Acziyetini idrak etme lütfu

En ufak bir baş ağrısı bile çekmeden 'kusursuz' bir ömür sürüyorsan hemen tövbe et. Kul olarak acziyetini idrak edeceğin kapılar kapanmış demektir. Acziyetini idrak etme lütfu, kul olma yolunda iyi bir adımdır. Çünkü genelde hastalık, bela ve musibetler karşısında zayıf düşünce bu idrake erişiyoruz. Güçlü olduğun vehmi, kul olduğun gerçeğini perdeliyor.

Her şeyde olduğu gibi burada da itidal şart. Efdal, itidaldir. Meseleyi, karşılaştığım şu iki çarpıcı örnekle daha iyi anlatacağıma kanaat getiriyorum.
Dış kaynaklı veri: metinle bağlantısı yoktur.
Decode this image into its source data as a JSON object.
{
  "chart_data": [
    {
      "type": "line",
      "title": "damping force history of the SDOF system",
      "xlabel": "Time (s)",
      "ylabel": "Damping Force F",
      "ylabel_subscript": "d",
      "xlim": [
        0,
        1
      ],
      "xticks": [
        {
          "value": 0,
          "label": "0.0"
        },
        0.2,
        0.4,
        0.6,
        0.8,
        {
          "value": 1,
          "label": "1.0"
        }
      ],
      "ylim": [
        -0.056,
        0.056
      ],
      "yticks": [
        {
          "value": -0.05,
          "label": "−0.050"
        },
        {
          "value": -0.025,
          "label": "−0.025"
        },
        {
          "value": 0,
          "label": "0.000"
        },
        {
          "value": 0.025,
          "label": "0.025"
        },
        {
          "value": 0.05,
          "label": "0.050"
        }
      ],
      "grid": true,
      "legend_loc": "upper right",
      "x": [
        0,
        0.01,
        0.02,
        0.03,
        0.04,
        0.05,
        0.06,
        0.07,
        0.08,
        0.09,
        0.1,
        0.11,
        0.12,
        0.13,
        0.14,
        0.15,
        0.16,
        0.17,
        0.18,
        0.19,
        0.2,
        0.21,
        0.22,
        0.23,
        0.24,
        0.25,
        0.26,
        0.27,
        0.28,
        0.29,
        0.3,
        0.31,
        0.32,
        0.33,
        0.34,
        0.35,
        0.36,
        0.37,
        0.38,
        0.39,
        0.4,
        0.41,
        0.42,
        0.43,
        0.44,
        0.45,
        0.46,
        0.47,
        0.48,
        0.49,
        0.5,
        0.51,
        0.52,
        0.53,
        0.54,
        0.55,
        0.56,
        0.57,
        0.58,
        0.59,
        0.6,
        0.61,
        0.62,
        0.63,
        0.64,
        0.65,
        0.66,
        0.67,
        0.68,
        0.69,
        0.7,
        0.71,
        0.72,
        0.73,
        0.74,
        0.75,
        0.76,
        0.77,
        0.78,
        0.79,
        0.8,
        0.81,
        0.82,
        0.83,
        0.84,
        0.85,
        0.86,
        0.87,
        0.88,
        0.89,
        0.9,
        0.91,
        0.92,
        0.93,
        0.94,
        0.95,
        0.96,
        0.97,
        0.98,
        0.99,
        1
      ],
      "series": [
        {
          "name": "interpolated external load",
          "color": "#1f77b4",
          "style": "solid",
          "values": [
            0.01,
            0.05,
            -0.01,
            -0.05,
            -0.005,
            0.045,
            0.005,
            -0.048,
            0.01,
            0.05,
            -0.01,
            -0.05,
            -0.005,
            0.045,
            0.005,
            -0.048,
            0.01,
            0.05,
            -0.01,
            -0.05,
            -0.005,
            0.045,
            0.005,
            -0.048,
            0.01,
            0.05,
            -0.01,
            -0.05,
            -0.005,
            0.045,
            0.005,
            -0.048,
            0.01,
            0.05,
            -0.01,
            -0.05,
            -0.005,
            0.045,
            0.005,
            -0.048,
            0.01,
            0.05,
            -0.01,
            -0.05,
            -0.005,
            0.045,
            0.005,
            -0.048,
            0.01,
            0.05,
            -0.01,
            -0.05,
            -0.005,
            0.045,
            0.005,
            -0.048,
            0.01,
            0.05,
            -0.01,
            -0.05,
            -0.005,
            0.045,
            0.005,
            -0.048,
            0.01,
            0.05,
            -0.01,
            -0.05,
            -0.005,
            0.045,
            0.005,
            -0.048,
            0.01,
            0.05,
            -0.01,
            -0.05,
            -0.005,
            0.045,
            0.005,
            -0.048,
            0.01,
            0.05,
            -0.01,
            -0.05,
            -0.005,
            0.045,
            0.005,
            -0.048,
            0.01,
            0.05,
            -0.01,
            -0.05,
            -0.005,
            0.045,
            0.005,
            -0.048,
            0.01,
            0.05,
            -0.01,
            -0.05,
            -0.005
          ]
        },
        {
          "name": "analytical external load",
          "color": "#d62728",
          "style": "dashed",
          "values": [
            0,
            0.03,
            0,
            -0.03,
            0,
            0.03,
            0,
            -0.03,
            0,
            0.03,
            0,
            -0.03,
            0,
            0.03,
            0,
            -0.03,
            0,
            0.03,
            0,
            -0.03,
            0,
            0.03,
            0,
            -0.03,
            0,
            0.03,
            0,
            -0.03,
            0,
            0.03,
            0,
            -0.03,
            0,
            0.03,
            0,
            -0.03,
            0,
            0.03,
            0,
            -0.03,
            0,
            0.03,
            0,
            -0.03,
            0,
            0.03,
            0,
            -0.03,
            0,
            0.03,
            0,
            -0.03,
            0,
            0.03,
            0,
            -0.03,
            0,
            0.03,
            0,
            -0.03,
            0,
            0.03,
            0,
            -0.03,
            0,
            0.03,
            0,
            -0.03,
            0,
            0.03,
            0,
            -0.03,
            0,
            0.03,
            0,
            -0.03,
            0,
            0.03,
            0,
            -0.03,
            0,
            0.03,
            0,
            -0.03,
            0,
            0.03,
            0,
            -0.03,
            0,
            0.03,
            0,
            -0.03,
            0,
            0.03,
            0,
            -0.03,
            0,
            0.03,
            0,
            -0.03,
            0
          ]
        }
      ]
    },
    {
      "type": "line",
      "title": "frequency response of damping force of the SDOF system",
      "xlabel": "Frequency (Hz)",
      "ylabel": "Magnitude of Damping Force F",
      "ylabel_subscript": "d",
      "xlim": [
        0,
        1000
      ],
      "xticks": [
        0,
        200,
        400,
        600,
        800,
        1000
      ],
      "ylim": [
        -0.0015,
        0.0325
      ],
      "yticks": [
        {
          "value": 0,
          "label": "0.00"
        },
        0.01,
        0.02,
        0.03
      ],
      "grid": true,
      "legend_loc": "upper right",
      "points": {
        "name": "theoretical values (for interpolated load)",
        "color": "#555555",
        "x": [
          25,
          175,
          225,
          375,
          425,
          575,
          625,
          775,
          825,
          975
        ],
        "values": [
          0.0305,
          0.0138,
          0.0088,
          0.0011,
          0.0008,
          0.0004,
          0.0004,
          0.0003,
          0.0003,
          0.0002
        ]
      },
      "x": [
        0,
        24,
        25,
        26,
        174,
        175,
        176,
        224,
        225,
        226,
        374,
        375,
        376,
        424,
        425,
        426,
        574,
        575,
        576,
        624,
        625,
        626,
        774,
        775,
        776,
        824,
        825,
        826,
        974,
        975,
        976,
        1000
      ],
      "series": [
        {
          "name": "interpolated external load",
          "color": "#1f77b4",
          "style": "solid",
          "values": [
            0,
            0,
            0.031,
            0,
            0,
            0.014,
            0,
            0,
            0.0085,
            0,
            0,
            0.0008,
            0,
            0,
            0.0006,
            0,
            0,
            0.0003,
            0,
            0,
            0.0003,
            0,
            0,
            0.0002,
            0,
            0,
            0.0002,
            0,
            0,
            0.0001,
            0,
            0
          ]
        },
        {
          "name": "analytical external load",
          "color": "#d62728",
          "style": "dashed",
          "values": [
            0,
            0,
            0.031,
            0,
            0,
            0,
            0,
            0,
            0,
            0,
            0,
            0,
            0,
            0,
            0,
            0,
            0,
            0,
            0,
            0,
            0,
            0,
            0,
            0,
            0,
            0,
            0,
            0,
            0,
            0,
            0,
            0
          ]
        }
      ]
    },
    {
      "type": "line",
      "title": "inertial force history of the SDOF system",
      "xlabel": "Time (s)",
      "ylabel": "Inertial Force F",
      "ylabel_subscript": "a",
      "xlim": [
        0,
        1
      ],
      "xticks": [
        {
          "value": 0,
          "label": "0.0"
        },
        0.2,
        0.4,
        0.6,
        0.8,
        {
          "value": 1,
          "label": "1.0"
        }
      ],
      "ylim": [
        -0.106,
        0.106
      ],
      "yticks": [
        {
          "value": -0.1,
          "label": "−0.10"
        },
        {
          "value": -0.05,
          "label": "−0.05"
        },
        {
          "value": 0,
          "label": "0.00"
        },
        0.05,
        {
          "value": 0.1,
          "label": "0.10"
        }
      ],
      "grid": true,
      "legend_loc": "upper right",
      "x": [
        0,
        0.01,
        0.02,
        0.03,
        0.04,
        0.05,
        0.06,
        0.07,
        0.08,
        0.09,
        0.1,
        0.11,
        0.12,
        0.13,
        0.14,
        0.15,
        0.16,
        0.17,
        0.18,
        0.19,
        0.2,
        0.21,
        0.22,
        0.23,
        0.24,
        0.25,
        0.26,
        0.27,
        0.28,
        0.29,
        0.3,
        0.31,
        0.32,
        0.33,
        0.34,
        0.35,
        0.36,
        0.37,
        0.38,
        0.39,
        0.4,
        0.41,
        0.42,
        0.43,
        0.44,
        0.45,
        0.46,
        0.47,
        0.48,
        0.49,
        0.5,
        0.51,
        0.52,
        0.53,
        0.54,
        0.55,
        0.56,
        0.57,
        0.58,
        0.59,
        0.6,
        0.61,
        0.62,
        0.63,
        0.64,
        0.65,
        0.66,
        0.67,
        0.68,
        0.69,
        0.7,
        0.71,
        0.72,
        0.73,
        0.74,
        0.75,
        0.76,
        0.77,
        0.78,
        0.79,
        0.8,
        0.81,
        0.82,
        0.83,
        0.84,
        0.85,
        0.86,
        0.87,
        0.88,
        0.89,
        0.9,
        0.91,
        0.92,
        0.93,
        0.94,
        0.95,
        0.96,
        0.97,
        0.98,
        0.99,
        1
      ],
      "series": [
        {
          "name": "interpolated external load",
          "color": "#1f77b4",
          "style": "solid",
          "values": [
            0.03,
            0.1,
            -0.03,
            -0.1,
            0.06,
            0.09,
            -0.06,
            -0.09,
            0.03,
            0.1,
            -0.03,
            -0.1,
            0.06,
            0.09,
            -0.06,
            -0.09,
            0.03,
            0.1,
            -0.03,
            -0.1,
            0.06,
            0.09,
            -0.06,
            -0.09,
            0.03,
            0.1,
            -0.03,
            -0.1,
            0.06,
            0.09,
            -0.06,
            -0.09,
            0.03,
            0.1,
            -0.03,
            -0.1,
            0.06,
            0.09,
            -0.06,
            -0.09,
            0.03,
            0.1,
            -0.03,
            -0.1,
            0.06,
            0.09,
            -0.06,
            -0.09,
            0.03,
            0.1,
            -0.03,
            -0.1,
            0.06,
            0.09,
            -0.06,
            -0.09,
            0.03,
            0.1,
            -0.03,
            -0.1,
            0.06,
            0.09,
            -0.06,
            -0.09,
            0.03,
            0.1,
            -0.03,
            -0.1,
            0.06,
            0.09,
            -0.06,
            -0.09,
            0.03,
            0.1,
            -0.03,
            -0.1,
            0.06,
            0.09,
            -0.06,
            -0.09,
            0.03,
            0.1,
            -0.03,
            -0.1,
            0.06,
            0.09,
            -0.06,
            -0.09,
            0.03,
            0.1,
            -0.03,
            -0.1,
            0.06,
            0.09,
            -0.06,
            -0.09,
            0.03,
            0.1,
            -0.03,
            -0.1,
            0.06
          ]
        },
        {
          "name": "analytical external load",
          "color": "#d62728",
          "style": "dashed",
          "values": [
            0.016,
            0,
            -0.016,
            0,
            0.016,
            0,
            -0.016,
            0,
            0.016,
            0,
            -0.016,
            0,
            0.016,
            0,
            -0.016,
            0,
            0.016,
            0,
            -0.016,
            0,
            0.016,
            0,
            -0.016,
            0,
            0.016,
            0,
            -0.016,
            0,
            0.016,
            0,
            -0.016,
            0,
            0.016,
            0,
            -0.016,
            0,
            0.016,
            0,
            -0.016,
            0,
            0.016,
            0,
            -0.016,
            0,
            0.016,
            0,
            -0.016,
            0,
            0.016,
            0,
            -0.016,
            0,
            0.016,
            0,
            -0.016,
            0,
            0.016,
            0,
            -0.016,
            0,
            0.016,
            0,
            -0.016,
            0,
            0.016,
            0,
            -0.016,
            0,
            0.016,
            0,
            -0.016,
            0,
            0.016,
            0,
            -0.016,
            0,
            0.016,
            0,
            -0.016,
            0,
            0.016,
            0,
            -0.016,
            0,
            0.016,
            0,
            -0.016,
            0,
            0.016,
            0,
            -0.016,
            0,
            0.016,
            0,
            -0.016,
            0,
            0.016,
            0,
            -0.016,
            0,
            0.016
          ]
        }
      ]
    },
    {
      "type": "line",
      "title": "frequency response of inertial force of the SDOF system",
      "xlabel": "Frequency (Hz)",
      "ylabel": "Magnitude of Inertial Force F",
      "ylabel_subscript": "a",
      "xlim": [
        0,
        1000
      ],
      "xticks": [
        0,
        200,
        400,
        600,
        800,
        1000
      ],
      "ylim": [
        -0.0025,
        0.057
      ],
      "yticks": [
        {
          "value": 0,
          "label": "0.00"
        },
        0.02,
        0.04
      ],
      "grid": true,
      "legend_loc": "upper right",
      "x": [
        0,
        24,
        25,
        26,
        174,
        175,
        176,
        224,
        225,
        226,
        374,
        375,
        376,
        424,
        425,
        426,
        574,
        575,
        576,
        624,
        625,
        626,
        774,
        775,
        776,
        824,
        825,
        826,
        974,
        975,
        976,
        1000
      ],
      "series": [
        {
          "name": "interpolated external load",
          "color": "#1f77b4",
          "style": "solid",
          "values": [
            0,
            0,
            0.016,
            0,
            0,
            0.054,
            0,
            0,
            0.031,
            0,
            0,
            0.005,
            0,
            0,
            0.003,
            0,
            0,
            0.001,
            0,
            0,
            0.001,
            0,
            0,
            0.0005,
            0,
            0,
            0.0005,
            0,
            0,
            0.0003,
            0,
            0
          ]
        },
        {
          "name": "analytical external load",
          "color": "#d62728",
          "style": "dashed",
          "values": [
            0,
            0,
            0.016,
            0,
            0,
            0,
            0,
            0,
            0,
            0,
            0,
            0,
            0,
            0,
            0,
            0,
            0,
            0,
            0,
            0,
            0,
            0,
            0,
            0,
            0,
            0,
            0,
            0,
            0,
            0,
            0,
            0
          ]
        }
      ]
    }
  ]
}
Geçenlerde yine modern kentin damarlarında akan keşmekeşliğe, hâlet-i hâb-ı gafletâne bir şekilde atlayıverdiğimde idrakime su serpilmişçesine irkildim. Üzerinde sadece bir zamanlar beyaz olan bir atlet, kahverengiyken siyaha dönmüş bir kumaş pantolon ve ayaklarında terlikle yürüyen bir adam dikkatimi çekti. Nedenini elbette bilmediğim bir is, kurum ve siyahlıklar içerisinde ilerliyordu. Onu gören herkes dikkatle süzüyor ve anlamsız bakışlarıyla adeta taciz ediyordu. Fakat adamın hiçbirine dönüp bakmaması ve kendi yolunda ilerlemeye devam etmesi gerçekten ilginçti.

İdrakimi zıplatan diğer manzara ise; tam metronun girişinde son derece muntazam ve adeta 'kusursuz' bir şekilde giyinmiş, hatta iyice 'kusursuz'laşmak için de penyesinin kenarlarından hafifçe sarkan dikiş artığı ipleri çakmağıyla yakan diğer adam oldu. Ve o da etrafından geçenlerin bakışlarına aldırmaksızın işine devam etmekteydi.
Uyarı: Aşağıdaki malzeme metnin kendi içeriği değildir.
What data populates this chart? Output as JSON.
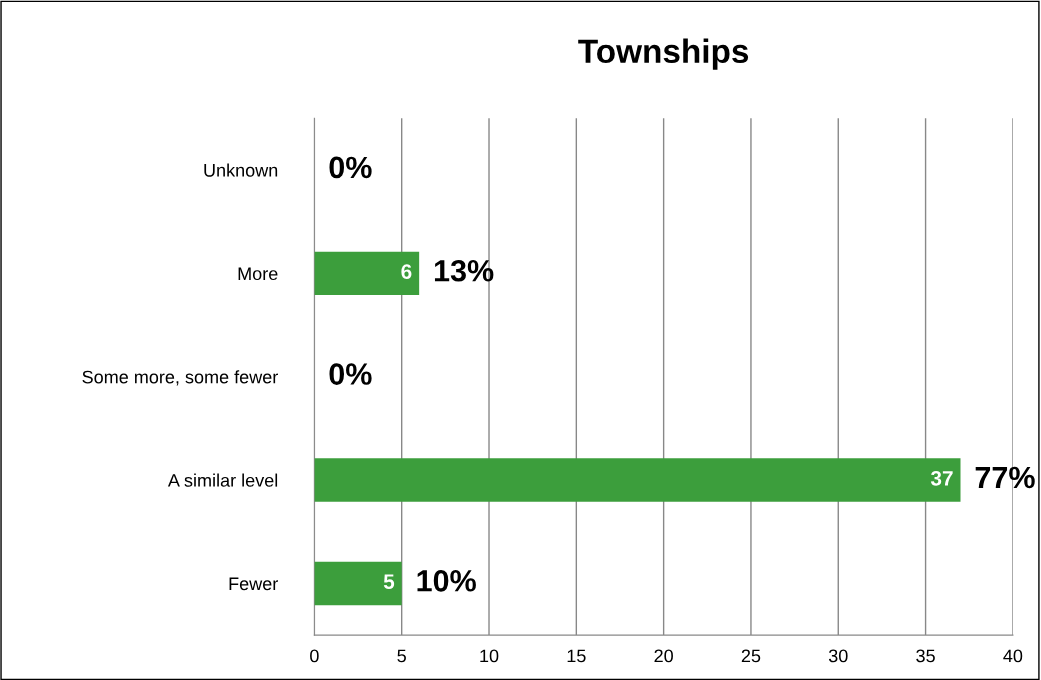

'Siyah' adam, 'kusursuz' adamın yanına gelince manzaranın tezatlığı daha da çarpıcı hale geldi. Biri aşırı temiz, diğeri aşırı kirli ve fakat ikisi de aynı karede, aynı hayatta, aynı zamanda, aynı mekanda. Zahirde ikisi de itidalin dışındaydı kanaatimce. Fakat acaba hangisi gerçekte daha temizdi

İnsanların içini göremediğimiz için bunun cevabını elbette bilemeyeceğiz. Fakat bilebildiğimiz şey; kendimiz. Etrafın bakışına, dediğine aldırmadan kendi iç temizliğimizin derdine ne kadar düşebiliyoruz Tabi, aşırıya kaçmadan. Çünkü kusursuz olmak, insan fıtratına aykırı.

Kusursuz ve mükemmel olduğu vehmine kapılan nice Firavunlar, Nemrutlar, Ebu Cehiller gördü tarih. Biri bir baş ağrısı bile çekmezken, diğerinin atının ayakları yokuşta uzuyordu ki konforu bozulmasın. Onlar Rab'lik iddiası güttükçe insanlıklarını perdeliyorlardı. Cenab-ı Hak da onlara bu dünyada en ufak bir cefa yaşatmıyordu, onların azabını cehennemde gösterecekti. Böylece onlar Allah'ı unuttukça unutuyor, her şeyi kendilerinden biliyorlardı. Kusursuzluk ve mükemmellik zehriyle kendilerini yok ediyorlardı aslında. İnsanlıklarını öldürüyorlardı.